De la Chine à la Russie, en passant par l'Australie et le Vietnam, plus de 130 pays ont mis en place des lois obligeant les entreprises à stocker au moins certains types de données concernant leurs citoyens dans des serveurs situés sur le territoire national. Dans plusieurs pays, comme la Russie, tous les types de données sont concernés. D'autres ciblent seulement certaines données sensibles : la loi australienne ne concerne par exemple que les données de santé. Le fonctionnement de ces lois diffère dans chaque pays et évolue en permanence. Les multinationales sont donc confrontées à un paysage de plus en plus fragmenté et risqué, sachant que toute infraction peut engendrer une amende salée, voire le bannissement pur et simple du pays en question.
Résidence des données en tant que service
Pour répondre à la demande des entreprises confrontées à une multiplication des normes, OneTrust a conçu un système qui lui permet de naviguer facilement parmi ces dernières : "L'outil est alimenté par le contenu d'une base de données comprenant des renseignements sur des centaines de lois.
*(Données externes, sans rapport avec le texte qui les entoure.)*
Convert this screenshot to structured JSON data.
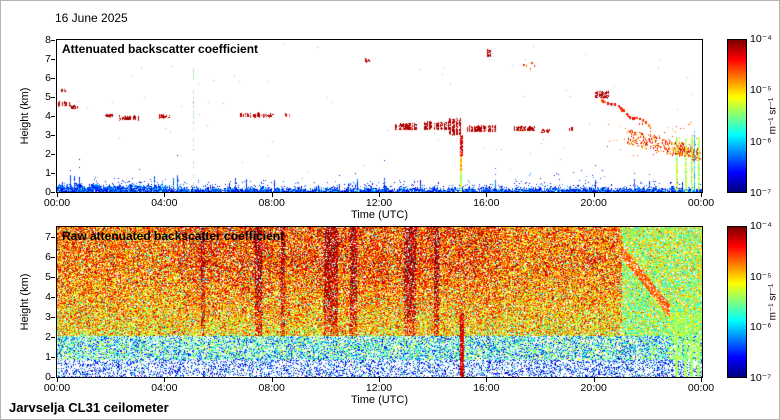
{
  "page": {
    "date_label": "16 June 2025",
    "instrument_label": "Jarvselja CL31 ceilometer",
    "background_color": "#ffffff"
  },
  "chart_data": [
    {
      "type": "heatmap",
      "title": "Attenuated backscatter coefficient",
      "xlabel": "Time (UTC)",
      "ylabel": "Height (km)",
      "x_ticks": [
        "00:00",
        "04:00",
        "08:00",
        "12:00",
        "16:00",
        "20:00",
        "00:00"
      ],
      "x_range_hours": [
        0,
        24
      ],
      "y_ticks": [
        0,
        1,
        2,
        3,
        4,
        5,
        6,
        7,
        8
      ],
      "y_range_km": [
        0,
        8
      ],
      "colorbar": {
        "ticks": [
          "10⁻⁴",
          "10⁻⁵",
          "10⁻⁶",
          "10⁻⁷"
        ],
        "unit": "m⁻¹ sr⁻¹",
        "scale": "log",
        "min": 1e-07,
        "max": 0.0001,
        "colormap": "jet"
      },
      "features": {
        "boundary_layer": {
          "typical_height_km": 0.3,
          "max_height_km": 0.5
        },
        "cloud_segments": [
          [
            0.05,
            0.45,
            4.55,
            4.75
          ],
          [
            0.5,
            0.75,
            4.4,
            4.55
          ],
          [
            0.15,
            0.3,
            5.3,
            5.45
          ],
          [
            1.8,
            2.05,
            3.95,
            4.1
          ],
          [
            2.3,
            3.0,
            3.8,
            4.0
          ],
          [
            3.8,
            4.15,
            3.9,
            4.05
          ],
          [
            6.8,
            7.5,
            3.95,
            4.15
          ],
          [
            7.6,
            8.05,
            3.95,
            4.1
          ],
          [
            8.5,
            8.65,
            4.0,
            4.1
          ],
          [
            11.45,
            11.6,
            6.85,
            7.0
          ],
          [
            12.55,
            13.35,
            3.3,
            3.6
          ],
          [
            13.6,
            14.55,
            3.3,
            3.7
          ],
          [
            14.6,
            15.0,
            3.0,
            3.85
          ],
          [
            15.25,
            16.3,
            3.2,
            3.5
          ],
          [
            16.0,
            16.1,
            7.15,
            7.5
          ],
          [
            17.0,
            17.75,
            3.25,
            3.45
          ],
          [
            18.0,
            18.3,
            3.15,
            3.3
          ],
          [
            19.0,
            19.2,
            3.25,
            3.4
          ],
          [
            20.0,
            20.5,
            4.95,
            5.3
          ]
        ],
        "orange_segments": [
          [
            17.35,
            17.8,
            6.5,
            7.0
          ],
          [
            20.9,
            21.15,
            4.25,
            4.45
          ],
          [
            21.6,
            21.8,
            3.6,
            3.75
          ]
        ],
        "orange_arc": {
          "t0": 20.15,
          "t1": 22.1,
          "h0": 5.05,
          "h1": 3.45
        },
        "aerosol_bands": [
          {
            "t0": 21.2,
            "t1": 23.9,
            "h0": 2.95,
            "h1": 2.05,
            "thick": 0.8
          },
          {
            "t0": 23.0,
            "t1": 23.95,
            "h0": 2.3,
            "h1": 2.0,
            "thick": 0.5
          }
        ],
        "orange_scatter": {
          "t0": 20.4,
          "t1": 23.9,
          "h0": 1.9,
          "h1": 3.7
        },
        "rain_column": {
          "t": 15.05,
          "h_top": 3.0
        },
        "dotted_column": {
          "t": 5.05,
          "h_top": 6.6
        },
        "green_columns": [
          23.05,
          23.35,
          23.6,
          23.85
        ],
        "cyan_column": {
          "t": 23.7,
          "h_top": 3.2
        }
      }
    },
    {
      "type": "heatmap",
      "title": "Raw attenuated backscatter coefficient",
      "xlabel": "Time (UTC)",
      "ylabel": "Height (km)",
      "x_ticks": [
        "00:00",
        "04:00",
        "08:00",
        "12:00",
        "16:00",
        "20:00",
        "00:00"
      ],
      "x_range_hours": [
        0,
        24
      ],
      "y_ticks": [
        0,
        1,
        2,
        3,
        4,
        5,
        6,
        7
      ],
      "y_range_km": [
        0,
        7.5
      ],
      "colorbar": {
        "ticks": [
          "10⁻⁴",
          "10⁻⁵",
          "10⁻⁶",
          "10⁻⁷"
        ],
        "unit": "m⁻¹ sr⁻¹",
        "scale": "log",
        "min": 1e-07,
        "max": 0.0001,
        "colormap": "jet"
      },
      "features": {
        "red_streaks": [
          [
            5.35,
            5.5
          ],
          [
            7.35,
            7.6
          ],
          [
            8.3,
            8.45
          ],
          [
            9.9,
            10.45
          ],
          [
            10.9,
            11.15
          ],
          [
            12.9,
            13.35
          ],
          [
            14.0,
            14.2
          ]
        ],
        "rain_column": {
          "t": 15.05,
          "h_top": 3.2
        },
        "diagonal_streak": {
          "t0": 21.0,
          "t1": 22.8,
          "h0": 6.3,
          "h1": 3.3
        },
        "green_columns": [
          23.05,
          23.35,
          23.6,
          23.85
        ],
        "quiet_after_hour": 21
      }
    }
  ]
}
Par conséquent, OneTrust s'adapte aux juridictions et aux cadres de référence applicables aux activités de nos clients, en générant des tableaux de bord, des graphiques et des rapports de tenue de registres correspondant à leurs besoins", précise Victoria Matallah.
L'an passé, OneTrust a racheté DataGuidance, une plateforme de recherche et de veille spécialisée dans la sécurité et la confidentialité des données, afin de renforcer sa capacité à fournir un service juridique aux entreprises dépassées.
InCountry affirme de son côté offrir à ses clients la "résidence des données en tant que service" et veut devenir le "Deloitte des données", selon les mots de son fondateur, Peter Yared. Le logiciel de la jeune pousse crée une copie des données soumises à résidence et les stocke en local dans les pays concernés, dans ses propres serveurs cloud fournis par AWS, Azure, Google Cloud et Alibaba Cloud. Les données sont ensuite synchronisées en temps réel entre les deux bases de données.
"Il devient très difficile pour les entreprises de se conformer aux règles sur la localisation des données qui se révèlent de plus en plus complexes et disparates"
"Nous aidons les multinationales à croître dans un monde de plus en plus régulé. Le nombre de lois sur la localisation des données est en hausse constante, et il devient très difficile pour les entreprises de se conformer à ces règles complexes et disparates. Cela demande beaucoup de temps, des moyens financiers et un recours à des experts qui maîtrisent les différentes régulations régionales, un investissement qui n'est pas à la portée de la plupart des entreprises. Dans ce contexte, notre ambition est de fournir une solution unique autour de la conformité des données afin que les entreprises n'aient plus besoin de s'en soucier", explique Peter Yared.
Le coronavirus a donné un important coup de pouce au logiciel en tant que service (SaaS), déjà en pleine croissance depuis plusieurs années. La généralisation du télétravail a accru l'appétence pour les solutions logicielles permettant d'opérer à distance et de facilement manipuler les données depuis n'importe quel endroit, tandis que les remous de la conjoncture économique ont rendu la flexibilité offerte par le SaaS, qui permet de facilement accroître et réduire le volume de ses activités, ce qui se révèle plus nécessaire que jamais.
Mais dans la précipitation, et dans un contexte de régulations croissantes, le risque est grand pour ces entreprises d'enfreindre par mégarde l'une des nombreuses lois régissant le déplacement des données. C'est cette conjoncture de phénomènes qui ouvre un boulevard à des start-up comme OneTrust et InCountry. Ces entreprises suivront tout naturellement l'évolution des régulations au cours des prochains mois avec une attention soutenue. "Les autorités européennes et américaines discutent actuellement du futur des transferts de données entre les deux juridictions. Nous verrons comment évoluent ces négociations", conclut Victoria Matallah.